Overview
Total quality management (TQM) and Six Sigma are among the most popular quality management strategies. TQM developed from approaches applied to ensure quality in the early years of 20th century. The approach became well defined in 1950s where Japanese companies applied it to improve quality.
By 1970s, TQM was the popular approach in many organizations in the world. Six Sigma is mostly considered an improvement on TQM. The approach originated from Motorola in early 1980s and has gained popularity with many organizations.
Total Quality Management
TQM refers to a management approach that aims at offering customers with products that meet or go beyond their quality expectations. The approach is focused on customers and ensures all sectors on an organization are keen on quality.
The term ‘total’ indicates that all individuals in an organization must be dedicated towards quality. The approach is based on continuous improvement in all sectors of an organization in order to achieve high quality (Daft & Marcic, 2008).
A number of important principles, with hope that by adhering to the principles an organization can be able to achieve and maintain high quality, drive TQM. An organization that chooses to implement TQM is expected to show commitment to the approach by appropriate initiatives and resource allocation. Top executive management play important to success of TQM and are expected to show leadership towards high quality.
The approach emphasizes on use of appropriate methodology and tools to determine nonconformity and use of measurement when making decisions on quality (Daft & Marcic, 2008).

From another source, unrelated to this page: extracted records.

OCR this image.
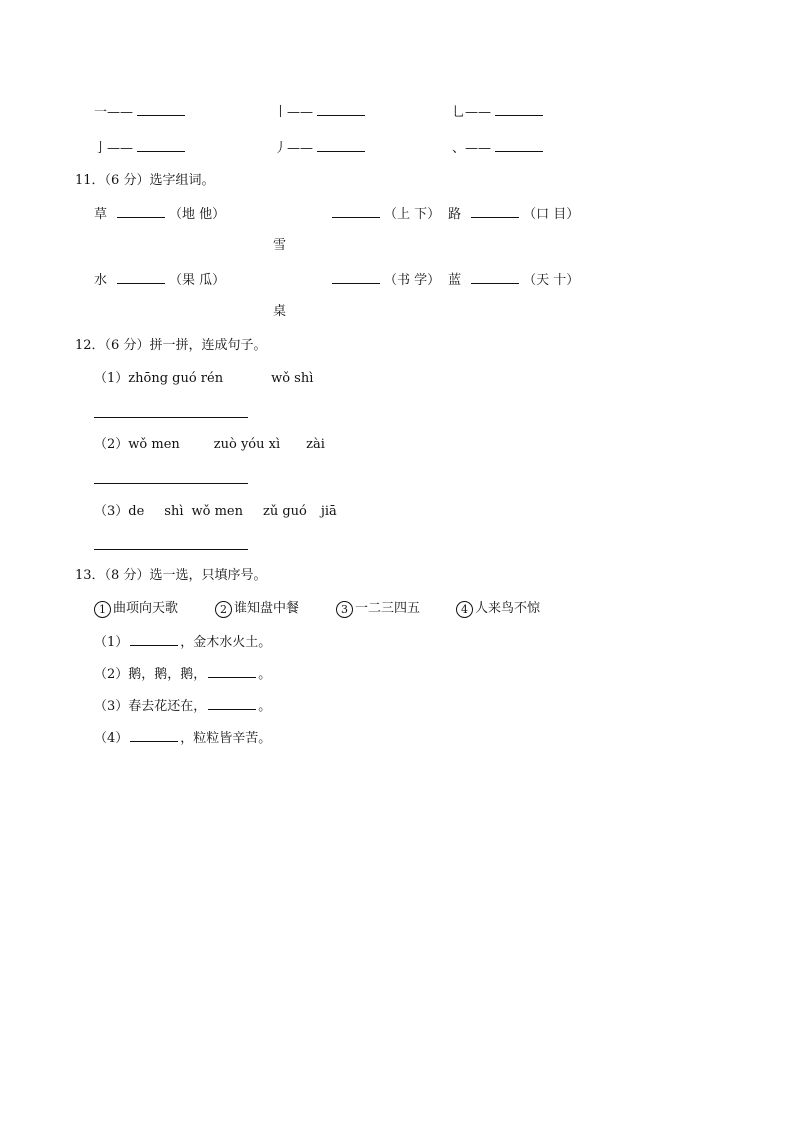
一——	丨——	乚——
亅——	丿——	、——
11．（6 分）选字组词。
草	（地 他）	（上 下） 路	（口 目）
雪
水	（果 瓜）	（书 学） 蓝	（天 十）
桌
12．（6 分）拼一拼，连成句子。
（1）zhōng guó rén	wǒ shì
（2）wǒ men	zuò yóu xì zài
（3）de shì wǒ men zǔ guó jiā
13．（8 分）选一选，只填序号。
1 曲项向天歌	2 谁知盘中餐	3 一二三四五	4 人来鸟不惊
（1）	，金木水火土。
（2）鹅，鹅，鹅，	。
（3）春去花还在，	。
（4）	，粒粒皆辛苦。
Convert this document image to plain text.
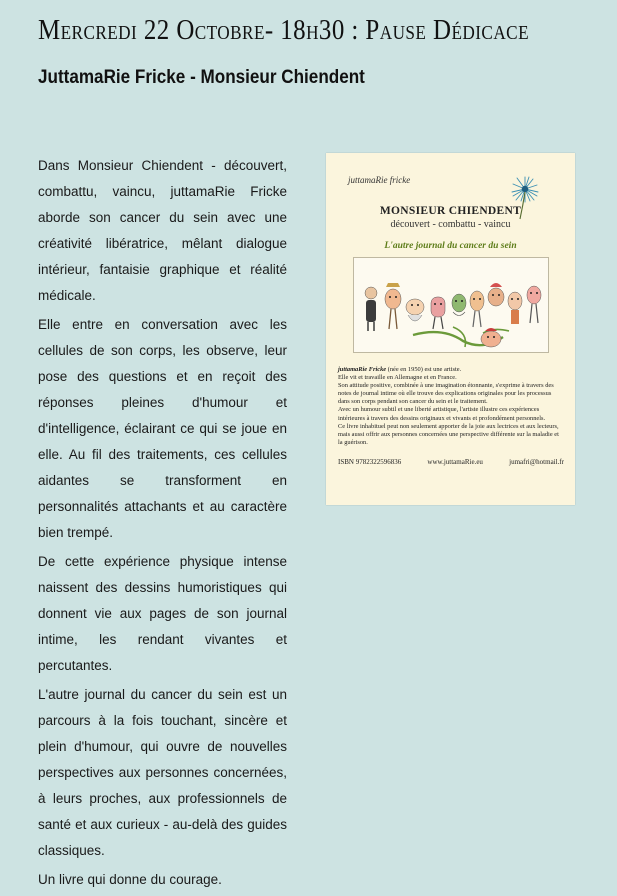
Mercredi 22 Octobre- 18h30 : Pause Dédicace
JuttamaRie Fricke - Monsieur Chiendent

Dans Monsieur Chiendent - découvert, combattu, vaincu, juttamaRie Fricke aborde son cancer du sein avec une créativité libératrice, mêlant dialogue intérieur, fantaisie graphique et réalité médicale.

Elle entre en conversation avec les cellules de son corps, les observe, leur pose des questions et en reçoit des réponses pleines d'humour et d'intelligence, éclairant ce qui se joue en elle. Au fil des traitements, ces cellules aidantes se transforment en personnalités attachants et au caractère bien trempé.

De cette expérience physique intense naissent des dessins humoristiques qui donnent vie aux pages de son journal intime, les rendant vivantes et percutantes.

L'autre journal du cancer du sein est un parcours à la fois touchant, sincère et plein d'humour, qui ouvre de nouvelles perspectives aux personnes concernées, à leurs proches, aux professionnels de santé et aux curieux - au-delà des guides classiques.

Un livre qui donne du courage.

juttamaRie fricke
MONSIEUR CHIENDENT
découvert - combattu - vaincu
L'autre journal du cancer du sein

juttamaRie Fricke (née en 1950) est une artiste.

Elle vit et travaille en Allemagne et en France.

Son attitude positive, combinée à une imagination étonnante, s'exprime à travers des notes de journal intime où elle trouve des explications originales pour les processus dans son corps pendant son cancer du sein et le traitement.

Avec un humour subtil et une liberté artistique, l'artiste illustre ces expériences intérieures à travers des dessins originaux et vivants et profondément personnels.

Ce livre inhabituel peut non seulement apporter de la joie aux lectrices et aux lecteurs, mais aussi offrir aux personnes concernées une perspective différente sur la maladie et la guérison.

ISBN 9782322596836	www.juttamaRie.eu	jumafri@hotmail.fr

To achieve quality standards, TQM emphasizes on need for training and ensuring that quality improvement enhances customer satisfaction. Company culture and continuous improvement are the most important principles of TQM (Daft & Marcic, 2008). An organization implementing TQM is expected to develop a culture for high quality and make continuous steps to improve quality continuously.
Nissan Motor Company is one of successful companies that implements TQM. The company was in operational and financial crisis when it chose to implement the principles of TQM. TQM principles enabled the company to improve on quality of its products and increase customer satisfaction.
Six Sigma
Six Sigma is a quality management approach that aims at ensuring that 99.99966 percent of products meet quality specifications. The approach has become very popular with many organizations for setting high expectations on quality. An organization that implements Six Sigma is expected to keep defects below 3.4 defects in a millions manufactured products (Truscott, 2003).
Six Sigma approach seeks to achieve the high quality expectations by identifying and elimination sources of errors. In addition to implementing various quality management methods, Six Sigma leads to quality experts recognized by ‘Green belts’, ‘Black Belts’ and others (Truscott, 2003).
The designations indicate an individual’s expertise in implementing Six Sigma principles. Two methodologies: DMAIC and DMADV are associated with Six Sigma. DMAIC is implemented to improve existing processes while DMADV is applied on new products or processes.
Motorola, Inc. is the best example of organizations that implement Six Sigma. Motorola has implemented Six Sigma since 1981 as its key quality management strategy. The approach has helped the company to provide high quality products consistently. Although the company lost dominance in mobile phones to Nokia in 1990’s, through high quality the company is regaining market share.
Summary
Low quality products and services can be very expensive to an organization. There are several quality management strategies to enhance quality, but Six Sigma and TQM are the most popular. The two approaches have similarity in that they emphasize on companywide culture for quality but Six Sigma set higher standards for quality. Many organizations are abandoning TQM for Six Sigma or integrating the two.
Reference List
Daft, R. & Marcic, D. (2008). Understanding Management. New York: Cengage Learning.
Truscott, W. (2003). Six sigma: continual improvement for business: a practical guide. Oxford: Butterworth-Heinemann.